The EMA is currently examining whether Covid-19 shots made by Pfizer-BioNTech, Moderna Inc. and AstraZeneca might be causing low levels of blood platelets in some patients, a condition that could lead to bruising and bleeding.
Has AstraZeneca run into other trouble?
- The vaccine has been approved for use in adults in more than 50 countries and has been proven to be safe and effective in research done in Britain, Brazil and South Africa. But there have been concerns raised about how the vaccine data have been released, and some European leaders, including French President Emmanuel Macron, have questioned the vaccine’s effectiveness.
- Britain first authorised the vaccine based on partial results that suggested the shots were about 70% effective. But those results were clouded by a manufacturing mistake that led some participants to get just a half dose in their first shot — an error the researchers didn’t immediately acknowledge. When it recommended the vaccine be licensed, the EMA estimated the vaccine’s efficacy to be about 60%.
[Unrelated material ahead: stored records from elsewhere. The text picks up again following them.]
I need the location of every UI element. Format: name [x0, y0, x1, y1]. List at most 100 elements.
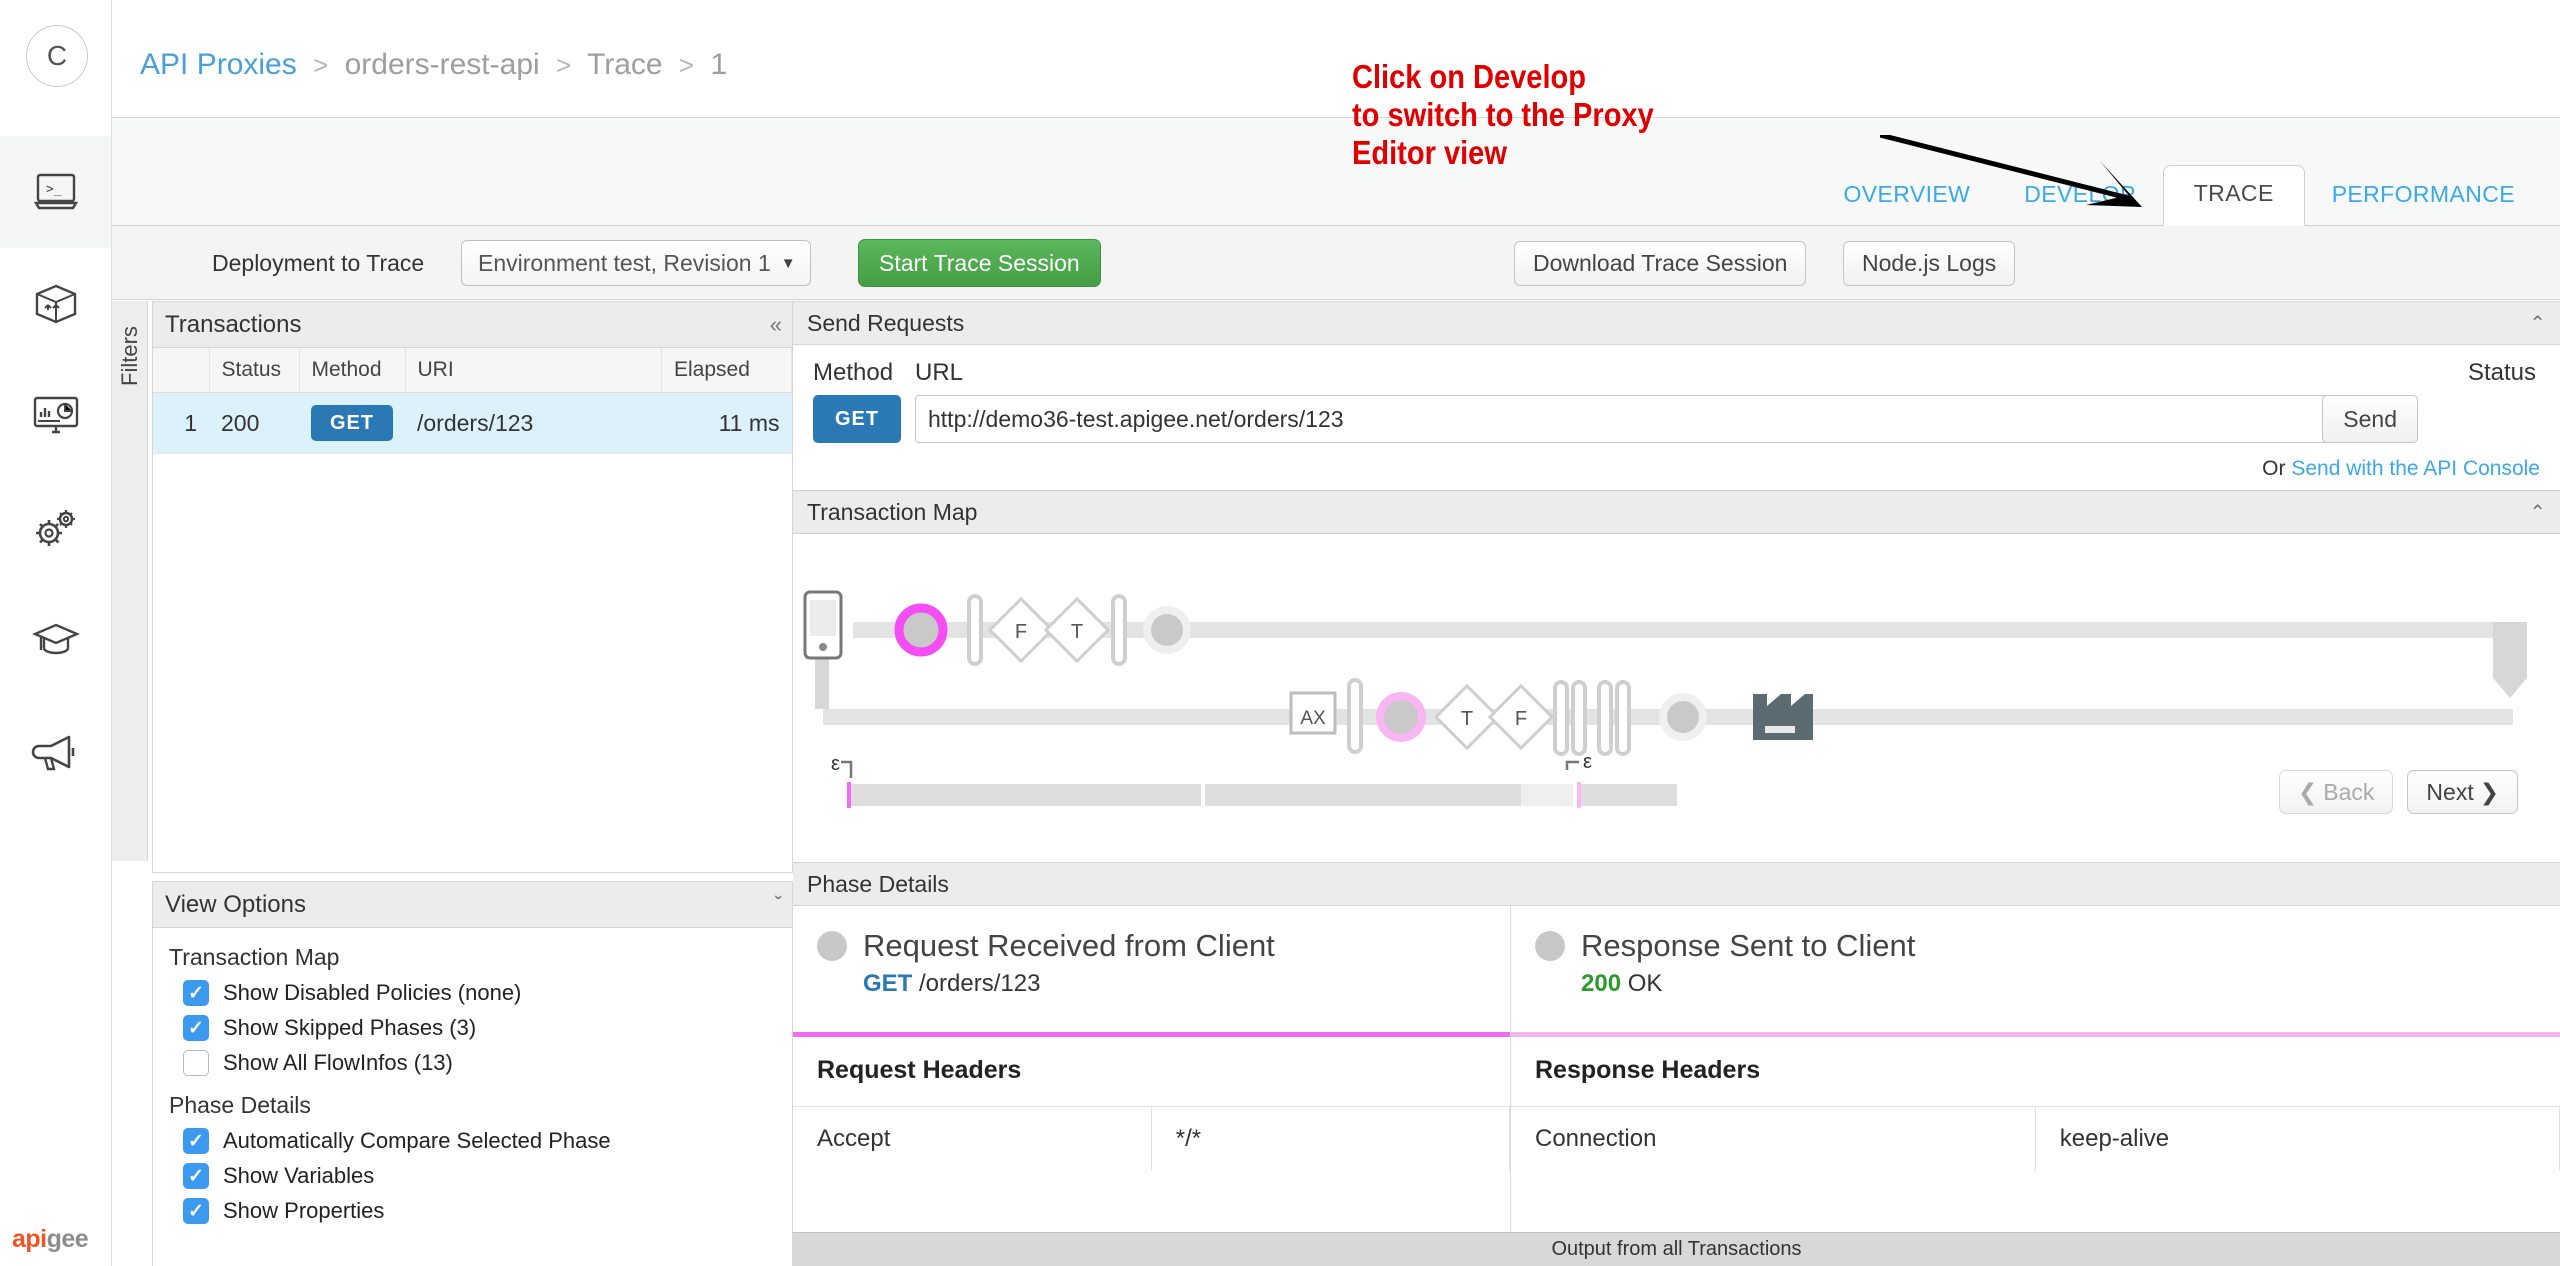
api-console-hint: Or Send with the API Console	[2262, 457, 2540, 481]
phase-details-body: Request Received from Client GET /orders…	[793, 906, 2560, 1266]
nodejs-logs-button[interactable]: Node.js Logs	[1843, 241, 2016, 286]
checkbox-show-variables[interactable]: Show Variables	[183, 1163, 792, 1189]
vo-group-title-phase-details: Phase Details	[169, 1092, 311, 1118]
checkbox-icon[interactable]	[183, 1198, 209, 1224]
transactions-table: Status Method URI Elapsed 1 200 GET /ord…	[153, 348, 792, 454]
transactions-panel-header: Transactions «	[153, 302, 792, 348]
request-phase-title: Request Received from Client	[863, 928, 1275, 963]
timeline-hatch	[1521, 784, 1573, 806]
checkbox-show-skipped-phases[interactable]: Show Skipped Phases (3)	[183, 1015, 792, 1041]
next-button[interactable]: Next ❯	[2407, 770, 2518, 814]
breadcrumb: API Proxies > orders-rest-api > Trace > …	[140, 48, 727, 82]
breadcrumb-proxy-name[interactable]: orders-rest-api	[345, 48, 540, 81]
response-status-text: OK	[1627, 970, 1663, 997]
timeline-marker	[1577, 782, 1581, 808]
logo-api: api	[12, 1225, 47, 1253]
annotation-line-3: Editor view	[1352, 133, 1507, 171]
analytics-ax-node: AX	[1289, 691, 1337, 735]
url-input[interactable]: http://demo36-test.apigee.net/orders/123	[915, 395, 2332, 443]
request-phase-subtitle: GET /orders/123	[793, 964, 1510, 998]
response-phase-title: Response Sent to Client	[1581, 928, 1916, 963]
sidebar-item-analyze[interactable]	[0, 360, 111, 472]
analytics-icon	[32, 395, 80, 437]
view-options-panel: View Options ˇ Transaction Map Show Disa…	[152, 881, 793, 1266]
start-trace-session-button[interactable]: Start Trace Session	[858, 239, 1101, 287]
target-request-node	[1143, 606, 1191, 654]
checkbox-icon[interactable]	[183, 1163, 209, 1189]
sidebar-item-learn[interactable]	[0, 584, 111, 696]
table-row[interactable]: 1 200 GET /orders/123 11 ms	[153, 392, 792, 454]
phase-accent-rule	[1511, 1032, 2560, 1037]
collapse-icon[interactable]: ⌃	[2529, 500, 2546, 525]
response-phase-subtitle: 200 OK	[1511, 964, 2560, 998]
phase-details-header: Phase Details	[793, 862, 2560, 906]
timeline-epsilon-left: ε	[831, 753, 840, 775]
phase-dot-icon	[1535, 931, 1565, 961]
response-headers-title: Response Headers	[1535, 1056, 1761, 1084]
checkbox-show-properties[interactable]: Show Properties	[183, 1198, 792, 1224]
response-headers-table: Connection keep-alive	[1511, 1106, 2560, 1171]
phase-details-request-column: Request Received from Client GET /orders…	[793, 906, 1511, 1266]
filters-strip[interactable]: Filters	[112, 301, 148, 861]
collapse-icon[interactable]: ⌃	[2529, 311, 2546, 336]
method-select[interactable]: GET	[813, 395, 901, 443]
sidebar-item-admin[interactable]	[0, 472, 111, 584]
avatar[interactable]: C	[26, 25, 88, 87]
cell-uri: /orders/123	[405, 392, 662, 454]
phase-bar	[967, 594, 983, 666]
phase-bar	[1597, 680, 1613, 756]
svg-text:>_: >_	[46, 182, 62, 197]
deployment-to-trace-label: Deployment to Trace	[212, 250, 425, 276]
svg-text:AX: AX	[1300, 708, 1326, 729]
sidebar-item-announcements[interactable]	[0, 696, 111, 808]
checkbox-icon[interactable]	[183, 1050, 209, 1076]
breadcrumb-revision[interactable]: 1	[710, 48, 727, 81]
develop-icon: >_	[33, 172, 79, 212]
request-method: GET	[863, 970, 913, 997]
annotation-callout: Click on Develop to switch to the Proxy …	[1352, 58, 1654, 172]
tab-trace[interactable]: TRACE	[2162, 165, 2305, 226]
status-label: Status	[2467, 359, 2536, 386]
proxy-endpoint-node	[1659, 693, 1707, 741]
send-requests-header: Send Requests ⌃	[793, 301, 2560, 345]
download-trace-session-button[interactable]: Download Trace Session	[1514, 241, 1807, 286]
cell-elapsed: 11 ms	[661, 392, 792, 454]
sidebar-item-develop[interactable]: >_	[0, 136, 111, 248]
tab-performance[interactable]: PERFORMANCE	[2305, 166, 2542, 225]
proxy-header-band: OVERVIEW DEVELOP TRACE PERFORMANCE	[112, 117, 2560, 226]
checkbox-show-all-flowinfos[interactable]: Show All FlowInfos (13)	[183, 1050, 792, 1076]
expand-icon[interactable]: ˇ	[775, 892, 782, 918]
phase-bar	[1615, 680, 1631, 756]
back-button[interactable]: ❮ Back	[2279, 770, 2394, 814]
sidebar-item-publish[interactable]	[0, 248, 111, 360]
svg-text:T: T	[1461, 708, 1473, 730]
rail-item-list: >_	[0, 136, 111, 808]
vo-group-title-transaction-map: Transaction Map	[169, 944, 340, 970]
deployment-select[interactable]: Environment test, Revision 1 ▼	[461, 240, 811, 286]
checkbox-icon[interactable]	[183, 1128, 209, 1154]
output-from-all-transactions-bar[interactable]: Output from all Transactions	[793, 1232, 2560, 1266]
send-with-api-console-link[interactable]: Send with the API Console	[2291, 457, 2540, 480]
graduation-cap-icon	[31, 621, 80, 659]
response-status-code: 200	[1581, 970, 1622, 997]
back-chevron-icon: ❮	[2298, 778, 2318, 805]
flow-f-node-2: F	[1487, 683, 1555, 751]
view-options-header: View Options ˇ	[153, 882, 792, 928]
checkbox-label: Show Properties	[223, 1198, 385, 1223]
timeline-marker	[847, 782, 851, 808]
phase-accent-rule	[793, 1032, 1510, 1037]
client-phone-icon	[803, 590, 843, 660]
collapse-icon[interactable]: «	[770, 312, 782, 338]
checkbox-icon[interactable]	[183, 980, 209, 1006]
send-button[interactable]: Send	[2322, 395, 2418, 443]
checkbox-show-disabled-policies[interactable]: Show Disabled Policies (none)	[183, 980, 792, 1006]
checkbox-icon[interactable]	[183, 1015, 209, 1041]
next-chevron-icon: ❯	[2479, 778, 2499, 805]
breadcrumb-api-proxies[interactable]: API Proxies	[140, 48, 297, 81]
transactions-title: Transactions	[165, 310, 302, 338]
checkbox-auto-compare-selected-phase[interactable]: Automatically Compare Selected Phase	[183, 1128, 792, 1154]
breadcrumb-trace[interactable]: Trace	[587, 48, 663, 81]
phase-bar	[1111, 594, 1127, 666]
svg-text:F: F	[1015, 621, 1027, 643]
cell-status: 200	[209, 392, 299, 454]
- The data on whether the vaccine protected older adults were also incomplete, leading some European countries to initially withhold the shot from older people.
- In the US, the Food and Drug Administration suspended a study in 30,000 Americans for an unusual six weeks, as frustrated regulators sought information about some possible side effects reported in Britain.
So what are experts telling people to do?
The WHO and the EMA — as well as regulators in several countries — say people should continue to be immunised and that the small risks of getting vaccinated far outweighs any potential harm.
“The safety of the public will always come first,” said Britain’s drug regulator. “People should still go and get their COVID-19 vaccine when asked to do so.”